In fact, job openings in April swelled to a record high, with the government's count showing 6 million positions waiting to be filled. That represented an addition of 259,000, or a 4.5 percent gain, from March, according to the monthly Job Openings and Labor Turnover Survey from the Bureau of Labor Statistics.
Those numbers came during a month that saw jobs grow by 174,000, part of a recent trend that has seen gains slow down after a quick start to the year.
The openings come as employers are finding a harder time finding qualified workers; hirings for the month fell by 253,000 to 6.1 million.
But the slowdown also could be because high-paying jobs are getting harder to find. The majority of the new openings came in the accommodation and food services industry, which grew by 118,000. Open government positions also increased by 39,000, but durable goods manufacturing fell by 30,000.

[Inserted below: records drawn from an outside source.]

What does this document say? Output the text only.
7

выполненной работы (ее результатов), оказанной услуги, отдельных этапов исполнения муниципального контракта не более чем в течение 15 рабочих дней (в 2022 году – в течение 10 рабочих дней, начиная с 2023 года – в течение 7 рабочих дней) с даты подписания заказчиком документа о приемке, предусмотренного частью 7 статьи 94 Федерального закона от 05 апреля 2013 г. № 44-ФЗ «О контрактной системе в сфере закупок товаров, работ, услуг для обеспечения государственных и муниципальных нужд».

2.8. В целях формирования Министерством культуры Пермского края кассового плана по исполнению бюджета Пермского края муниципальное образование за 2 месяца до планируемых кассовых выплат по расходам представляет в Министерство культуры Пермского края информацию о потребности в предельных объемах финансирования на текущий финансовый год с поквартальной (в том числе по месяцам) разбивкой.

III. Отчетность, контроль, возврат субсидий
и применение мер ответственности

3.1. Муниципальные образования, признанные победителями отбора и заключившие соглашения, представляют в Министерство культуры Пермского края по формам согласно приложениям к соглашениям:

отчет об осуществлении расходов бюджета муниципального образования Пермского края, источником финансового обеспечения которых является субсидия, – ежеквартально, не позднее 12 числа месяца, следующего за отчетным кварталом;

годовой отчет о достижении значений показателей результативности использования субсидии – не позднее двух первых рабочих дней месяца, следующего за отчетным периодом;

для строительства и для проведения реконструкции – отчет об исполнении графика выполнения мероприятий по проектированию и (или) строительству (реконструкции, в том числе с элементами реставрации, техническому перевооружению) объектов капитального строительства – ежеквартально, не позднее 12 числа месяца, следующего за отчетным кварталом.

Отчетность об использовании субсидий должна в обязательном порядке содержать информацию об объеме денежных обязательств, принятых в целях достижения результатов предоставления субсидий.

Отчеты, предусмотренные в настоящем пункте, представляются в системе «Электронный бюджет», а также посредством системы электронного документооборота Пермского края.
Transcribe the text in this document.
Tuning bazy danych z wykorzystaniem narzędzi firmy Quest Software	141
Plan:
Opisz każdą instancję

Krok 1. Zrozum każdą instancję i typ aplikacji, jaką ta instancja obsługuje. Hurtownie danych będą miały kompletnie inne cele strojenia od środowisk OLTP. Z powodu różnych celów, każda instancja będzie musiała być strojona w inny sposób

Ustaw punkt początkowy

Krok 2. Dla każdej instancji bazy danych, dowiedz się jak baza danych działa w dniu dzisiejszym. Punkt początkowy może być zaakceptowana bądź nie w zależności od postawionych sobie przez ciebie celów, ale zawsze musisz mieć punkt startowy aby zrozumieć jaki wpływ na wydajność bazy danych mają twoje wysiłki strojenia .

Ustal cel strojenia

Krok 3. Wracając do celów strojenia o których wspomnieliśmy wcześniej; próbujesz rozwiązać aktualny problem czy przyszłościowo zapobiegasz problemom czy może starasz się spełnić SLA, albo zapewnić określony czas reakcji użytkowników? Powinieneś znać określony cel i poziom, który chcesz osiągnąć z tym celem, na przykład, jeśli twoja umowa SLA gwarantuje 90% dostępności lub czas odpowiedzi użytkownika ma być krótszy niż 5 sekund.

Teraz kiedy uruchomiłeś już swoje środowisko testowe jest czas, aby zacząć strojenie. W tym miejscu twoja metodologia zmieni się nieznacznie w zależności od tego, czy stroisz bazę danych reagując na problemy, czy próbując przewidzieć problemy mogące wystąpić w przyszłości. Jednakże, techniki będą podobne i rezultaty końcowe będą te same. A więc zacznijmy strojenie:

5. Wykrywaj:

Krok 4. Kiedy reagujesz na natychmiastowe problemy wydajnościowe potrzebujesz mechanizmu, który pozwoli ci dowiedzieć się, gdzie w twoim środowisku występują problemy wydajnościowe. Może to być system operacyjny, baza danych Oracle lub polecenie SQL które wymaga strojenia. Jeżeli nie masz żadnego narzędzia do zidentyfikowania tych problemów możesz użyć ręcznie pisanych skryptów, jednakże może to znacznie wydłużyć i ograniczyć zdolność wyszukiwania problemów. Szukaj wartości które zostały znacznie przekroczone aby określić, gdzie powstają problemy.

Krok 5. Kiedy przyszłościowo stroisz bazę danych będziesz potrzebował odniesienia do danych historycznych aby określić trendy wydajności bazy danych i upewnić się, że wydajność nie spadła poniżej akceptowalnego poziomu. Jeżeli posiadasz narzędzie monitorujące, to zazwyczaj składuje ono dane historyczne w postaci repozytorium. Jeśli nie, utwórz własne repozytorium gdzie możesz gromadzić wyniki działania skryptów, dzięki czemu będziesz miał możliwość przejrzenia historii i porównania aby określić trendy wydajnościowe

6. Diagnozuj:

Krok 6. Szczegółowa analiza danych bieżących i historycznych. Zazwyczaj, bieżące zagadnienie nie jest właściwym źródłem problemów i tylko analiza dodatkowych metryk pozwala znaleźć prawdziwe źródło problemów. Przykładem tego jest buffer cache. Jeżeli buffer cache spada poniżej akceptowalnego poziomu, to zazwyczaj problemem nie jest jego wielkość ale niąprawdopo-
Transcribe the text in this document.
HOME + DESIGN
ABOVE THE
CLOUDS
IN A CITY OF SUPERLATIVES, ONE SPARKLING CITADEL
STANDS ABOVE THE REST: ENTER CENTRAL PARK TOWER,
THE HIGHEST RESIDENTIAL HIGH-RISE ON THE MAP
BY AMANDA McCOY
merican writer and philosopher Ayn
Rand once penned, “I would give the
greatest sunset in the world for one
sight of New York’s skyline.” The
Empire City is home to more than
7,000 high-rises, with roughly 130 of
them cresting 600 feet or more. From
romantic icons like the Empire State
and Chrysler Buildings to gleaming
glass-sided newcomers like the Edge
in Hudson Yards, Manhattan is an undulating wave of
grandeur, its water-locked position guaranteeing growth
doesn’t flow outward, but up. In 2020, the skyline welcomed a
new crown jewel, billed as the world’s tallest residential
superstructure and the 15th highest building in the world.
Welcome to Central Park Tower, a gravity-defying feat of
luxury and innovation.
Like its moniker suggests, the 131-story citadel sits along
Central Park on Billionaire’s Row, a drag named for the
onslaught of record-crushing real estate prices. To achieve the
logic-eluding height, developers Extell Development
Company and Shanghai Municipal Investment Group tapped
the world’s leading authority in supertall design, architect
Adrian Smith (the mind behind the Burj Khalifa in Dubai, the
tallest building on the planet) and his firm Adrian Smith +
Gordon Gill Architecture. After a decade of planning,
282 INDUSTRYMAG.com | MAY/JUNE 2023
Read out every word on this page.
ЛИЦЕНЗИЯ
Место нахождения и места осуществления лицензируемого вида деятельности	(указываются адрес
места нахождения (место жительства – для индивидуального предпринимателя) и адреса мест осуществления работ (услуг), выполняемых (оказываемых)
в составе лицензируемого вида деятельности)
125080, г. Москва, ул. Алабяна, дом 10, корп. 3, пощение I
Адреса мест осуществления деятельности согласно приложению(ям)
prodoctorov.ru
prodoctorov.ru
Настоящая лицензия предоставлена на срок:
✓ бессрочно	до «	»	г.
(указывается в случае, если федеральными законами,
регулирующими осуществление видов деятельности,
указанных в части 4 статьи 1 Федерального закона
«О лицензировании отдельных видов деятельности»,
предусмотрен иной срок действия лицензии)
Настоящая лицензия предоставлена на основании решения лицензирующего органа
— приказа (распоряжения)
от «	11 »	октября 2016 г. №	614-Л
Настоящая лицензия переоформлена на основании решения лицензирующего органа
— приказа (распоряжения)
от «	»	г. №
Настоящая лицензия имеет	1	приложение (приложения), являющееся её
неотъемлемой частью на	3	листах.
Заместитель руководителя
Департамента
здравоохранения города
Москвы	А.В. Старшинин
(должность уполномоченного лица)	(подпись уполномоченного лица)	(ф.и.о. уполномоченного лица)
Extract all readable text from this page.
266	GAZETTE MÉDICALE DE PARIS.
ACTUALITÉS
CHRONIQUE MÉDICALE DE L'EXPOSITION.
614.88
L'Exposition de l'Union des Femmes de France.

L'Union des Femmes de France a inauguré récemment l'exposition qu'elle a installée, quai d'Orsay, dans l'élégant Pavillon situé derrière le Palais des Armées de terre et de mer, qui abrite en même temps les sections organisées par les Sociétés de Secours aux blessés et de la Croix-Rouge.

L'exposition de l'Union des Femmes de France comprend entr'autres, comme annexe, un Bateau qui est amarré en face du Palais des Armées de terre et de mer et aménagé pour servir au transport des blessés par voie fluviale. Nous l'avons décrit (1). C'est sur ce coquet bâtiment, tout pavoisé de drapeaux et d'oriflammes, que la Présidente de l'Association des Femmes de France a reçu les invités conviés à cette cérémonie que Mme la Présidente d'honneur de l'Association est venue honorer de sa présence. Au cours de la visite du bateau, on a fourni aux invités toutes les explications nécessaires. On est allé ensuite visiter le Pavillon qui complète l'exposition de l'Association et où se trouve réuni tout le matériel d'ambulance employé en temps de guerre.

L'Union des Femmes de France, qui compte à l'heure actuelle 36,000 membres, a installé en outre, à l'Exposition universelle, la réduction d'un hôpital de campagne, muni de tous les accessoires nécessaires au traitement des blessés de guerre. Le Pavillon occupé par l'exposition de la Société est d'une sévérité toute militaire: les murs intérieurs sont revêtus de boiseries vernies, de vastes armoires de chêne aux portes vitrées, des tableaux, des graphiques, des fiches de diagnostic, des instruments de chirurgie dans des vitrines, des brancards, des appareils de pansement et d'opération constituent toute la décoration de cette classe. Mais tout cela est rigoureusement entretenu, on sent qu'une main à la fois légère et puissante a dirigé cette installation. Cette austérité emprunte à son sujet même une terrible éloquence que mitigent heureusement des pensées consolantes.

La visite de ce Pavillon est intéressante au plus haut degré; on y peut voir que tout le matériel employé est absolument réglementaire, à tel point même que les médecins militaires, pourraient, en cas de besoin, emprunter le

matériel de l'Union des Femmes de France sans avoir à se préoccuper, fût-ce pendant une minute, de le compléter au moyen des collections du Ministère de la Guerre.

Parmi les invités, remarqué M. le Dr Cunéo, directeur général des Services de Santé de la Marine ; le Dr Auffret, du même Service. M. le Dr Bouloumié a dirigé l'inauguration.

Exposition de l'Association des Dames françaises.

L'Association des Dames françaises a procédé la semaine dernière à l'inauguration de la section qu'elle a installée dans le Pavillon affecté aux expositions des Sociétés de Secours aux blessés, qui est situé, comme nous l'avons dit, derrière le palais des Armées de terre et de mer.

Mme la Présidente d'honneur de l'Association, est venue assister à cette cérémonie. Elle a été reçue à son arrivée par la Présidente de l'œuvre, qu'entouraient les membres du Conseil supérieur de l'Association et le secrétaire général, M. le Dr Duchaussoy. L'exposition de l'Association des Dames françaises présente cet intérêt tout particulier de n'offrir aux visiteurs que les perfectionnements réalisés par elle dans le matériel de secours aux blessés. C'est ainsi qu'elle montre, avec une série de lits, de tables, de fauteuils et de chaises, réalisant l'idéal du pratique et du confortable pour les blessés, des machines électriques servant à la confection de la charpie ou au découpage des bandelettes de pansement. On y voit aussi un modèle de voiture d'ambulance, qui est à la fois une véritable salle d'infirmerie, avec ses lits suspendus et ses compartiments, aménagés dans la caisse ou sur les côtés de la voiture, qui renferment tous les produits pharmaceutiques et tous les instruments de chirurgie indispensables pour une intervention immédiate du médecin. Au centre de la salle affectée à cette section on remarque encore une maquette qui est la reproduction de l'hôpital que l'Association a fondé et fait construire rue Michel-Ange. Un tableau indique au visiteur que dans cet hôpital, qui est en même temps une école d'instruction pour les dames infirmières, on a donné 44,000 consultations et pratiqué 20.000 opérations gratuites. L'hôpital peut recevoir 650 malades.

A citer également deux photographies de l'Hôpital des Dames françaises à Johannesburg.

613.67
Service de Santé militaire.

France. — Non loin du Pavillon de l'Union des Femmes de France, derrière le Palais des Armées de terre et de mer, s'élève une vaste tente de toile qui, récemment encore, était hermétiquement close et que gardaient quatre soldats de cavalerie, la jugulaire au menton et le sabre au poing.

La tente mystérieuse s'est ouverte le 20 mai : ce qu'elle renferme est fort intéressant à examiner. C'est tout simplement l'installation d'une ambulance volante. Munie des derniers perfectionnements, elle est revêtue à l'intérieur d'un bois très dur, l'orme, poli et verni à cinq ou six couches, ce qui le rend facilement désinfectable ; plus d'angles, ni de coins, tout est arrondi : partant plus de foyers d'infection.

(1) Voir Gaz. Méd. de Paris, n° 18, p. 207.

"If one is looking for a job, it's out there. It just may not be exactly what is wanted," Peter Boockvar, chief market analyst at the Lindsey Group, said in a note. "Bottom line, the story remains the same in that the supply of labor is not meeting the demands."
The closely watched quits rate also declined for the month, falling 111,000 to about 3 million. The number is considered an indicator of worker confidence that better jobs are available elsewhere.
Layoffs and discharges were little changed at 1.6 million.